House Passes Disaster Tax Relief Bill

Maureen Leddy  

· 5 minute read

Maureen Leddy  

· 5 minute read

Though the broad bipartisan tax bill remains stalled, the House overwhelmingly passed a portion of that package aimed at aiding disaster survivors as a standalone bill on Tuesday, with a 382-7 vote.

The Federal Disaster Tax Relief Act (HR 5863), sponsored by Representative Greg Steube (R-FL), advanced out of the Ways and Means Committee late last year. It would exclude from individual income, for tax purposes, compensation received for losses, damages, and expenses incurred due to a federally declared disaster. It also would exclude from individual income compensation received by those impacted by the February 2023 train derailment in East Palestine, Ohio.

The bill was incorporated into the bipartisan tax bill, the Tax Relief for American Families and Workers Act (HR 7024), that passed the House in January. But with no action in the Senate on that bill for months, Steube said his constituents were “rightly outraged.” Among Steube’s constituents are survivors of 2022 Hurricane Ian. “Many other Americans have waited just as long for relief from other disasters,” he added.

Steube took an unusual action to bring the disaster tax relief bill to the House floor — a discharge petition. After obtaining 218 signatures from voting members, Steube was able to force a vote on the bill this week.

“No disaster survivor is ever made whole,” and “nobody is getting 100% of what they lost,” said Ways and Means Tax Subcommittee Ranking Member Mike Thompson (D-CA), speaking in support of the bill. “But to add insult to injury,” he explained, some survivors end up owing taxes on compensation payments “because depending upon the taxpayer, the payments may qualify as income.” He added, “I have yet to encounter a single person on either side of the aisle who believes this is fair.”

Of the stalled bipartisan tax bill, Thompson said, “the Senate ought to quit dithering on what’s an objectively good bill for our country and just pass it.” Because they’re “unwilling to do so,” he explained, the House has taken up the disaster relief issue separately.

Representative Jill Tokuda (D-HI), whose constituents include survivors of the 2023 Maui fires, also spoke in support of disaster tax relief bill.

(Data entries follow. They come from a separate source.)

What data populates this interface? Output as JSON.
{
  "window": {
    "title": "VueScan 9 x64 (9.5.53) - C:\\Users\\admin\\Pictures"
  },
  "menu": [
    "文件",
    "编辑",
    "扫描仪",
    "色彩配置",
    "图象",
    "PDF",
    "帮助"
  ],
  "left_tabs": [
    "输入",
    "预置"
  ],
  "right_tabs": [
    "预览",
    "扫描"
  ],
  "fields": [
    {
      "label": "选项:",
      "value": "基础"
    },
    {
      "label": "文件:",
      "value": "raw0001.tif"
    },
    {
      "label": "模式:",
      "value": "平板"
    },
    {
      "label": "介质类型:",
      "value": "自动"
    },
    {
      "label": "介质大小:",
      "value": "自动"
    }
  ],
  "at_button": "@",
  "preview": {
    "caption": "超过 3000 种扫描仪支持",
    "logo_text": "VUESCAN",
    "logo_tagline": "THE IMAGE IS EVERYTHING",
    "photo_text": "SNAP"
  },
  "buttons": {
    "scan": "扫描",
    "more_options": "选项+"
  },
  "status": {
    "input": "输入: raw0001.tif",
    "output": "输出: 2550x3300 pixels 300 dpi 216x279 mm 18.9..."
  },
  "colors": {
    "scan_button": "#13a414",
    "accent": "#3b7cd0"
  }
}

Tokuda said “disaster does not discriminate. It doesn’t care if you are Democrat, Independent, or Republican. But when it hits, people need help.” She called on lawmakers to “embrace their kuleana” — a Hawaiian concept encompassing both responsibility and privilege.

“A vast group of bipartisan lawmakers want to see this legislation accomplished,” said Representative Doug LaMalfa (R-CA) of the disaster tax relief bill. LaMalfa’s constituents include survivors of the 2018 Camp Fire and 2020 Zogg Fire. “The House has now passed this initiative twice, and I will continue to move it forward until President Biden signs it into law,” said LaMalfa.

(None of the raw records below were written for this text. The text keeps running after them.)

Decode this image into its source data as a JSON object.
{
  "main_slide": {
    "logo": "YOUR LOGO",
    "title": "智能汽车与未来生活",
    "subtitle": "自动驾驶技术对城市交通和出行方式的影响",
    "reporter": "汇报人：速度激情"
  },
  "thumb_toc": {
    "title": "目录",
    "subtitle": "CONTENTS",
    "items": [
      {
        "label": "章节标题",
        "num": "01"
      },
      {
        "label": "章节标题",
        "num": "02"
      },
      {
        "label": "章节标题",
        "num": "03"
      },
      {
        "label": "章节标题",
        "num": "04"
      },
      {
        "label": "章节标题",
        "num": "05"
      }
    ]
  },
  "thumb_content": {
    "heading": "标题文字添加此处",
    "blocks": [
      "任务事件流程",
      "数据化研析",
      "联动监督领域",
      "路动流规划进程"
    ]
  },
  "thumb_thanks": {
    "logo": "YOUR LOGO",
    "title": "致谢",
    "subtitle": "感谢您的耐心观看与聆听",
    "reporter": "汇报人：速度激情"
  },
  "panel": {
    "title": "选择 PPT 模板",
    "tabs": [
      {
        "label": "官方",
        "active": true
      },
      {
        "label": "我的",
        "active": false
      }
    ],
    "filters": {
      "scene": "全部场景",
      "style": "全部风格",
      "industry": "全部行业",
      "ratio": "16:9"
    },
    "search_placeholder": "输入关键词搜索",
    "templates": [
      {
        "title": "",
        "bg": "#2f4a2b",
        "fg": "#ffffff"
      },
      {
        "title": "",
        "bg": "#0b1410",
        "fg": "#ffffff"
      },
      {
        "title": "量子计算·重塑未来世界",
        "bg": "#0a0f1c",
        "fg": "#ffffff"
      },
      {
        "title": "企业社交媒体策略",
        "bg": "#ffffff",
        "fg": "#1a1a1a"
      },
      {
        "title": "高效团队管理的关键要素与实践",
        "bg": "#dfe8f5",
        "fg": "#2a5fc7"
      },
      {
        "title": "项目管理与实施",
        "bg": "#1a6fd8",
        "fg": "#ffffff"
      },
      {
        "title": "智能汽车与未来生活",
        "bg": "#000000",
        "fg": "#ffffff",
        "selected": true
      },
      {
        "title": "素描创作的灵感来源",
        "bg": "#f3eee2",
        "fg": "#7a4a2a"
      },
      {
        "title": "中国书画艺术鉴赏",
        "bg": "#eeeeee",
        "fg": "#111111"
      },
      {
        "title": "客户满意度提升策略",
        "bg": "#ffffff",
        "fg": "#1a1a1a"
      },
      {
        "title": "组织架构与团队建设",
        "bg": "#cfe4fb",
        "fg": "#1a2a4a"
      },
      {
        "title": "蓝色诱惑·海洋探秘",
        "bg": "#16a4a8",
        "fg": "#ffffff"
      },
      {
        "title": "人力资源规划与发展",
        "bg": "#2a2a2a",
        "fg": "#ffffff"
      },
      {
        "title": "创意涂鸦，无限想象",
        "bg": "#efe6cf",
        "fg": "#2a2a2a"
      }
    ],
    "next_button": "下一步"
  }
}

As to the standalone bill’s chances in the Senate, Finance Committee Ranking Member Mike Crapo (R-ID) has said he would not object to the disaster tax relief proposal moving on its own.

Senate Finance Committee Chair Ron Wyden (D-OR), however, is still holding out hope for the broad bipartisan tax bill. “The only reason [that bill] didn’t become law as early as February is because Senate Republican leaders have been blocking it,” said Wyden.

“Senate Democrats don’t want to drop our priorities and reward Republicans who’ve been stalling,” Wyden added. “Senate Republicans will have an opportunity to show whether they in fact support disaster relief when the Tax Relief for American Families and Workers Act comes up for a vote soon.”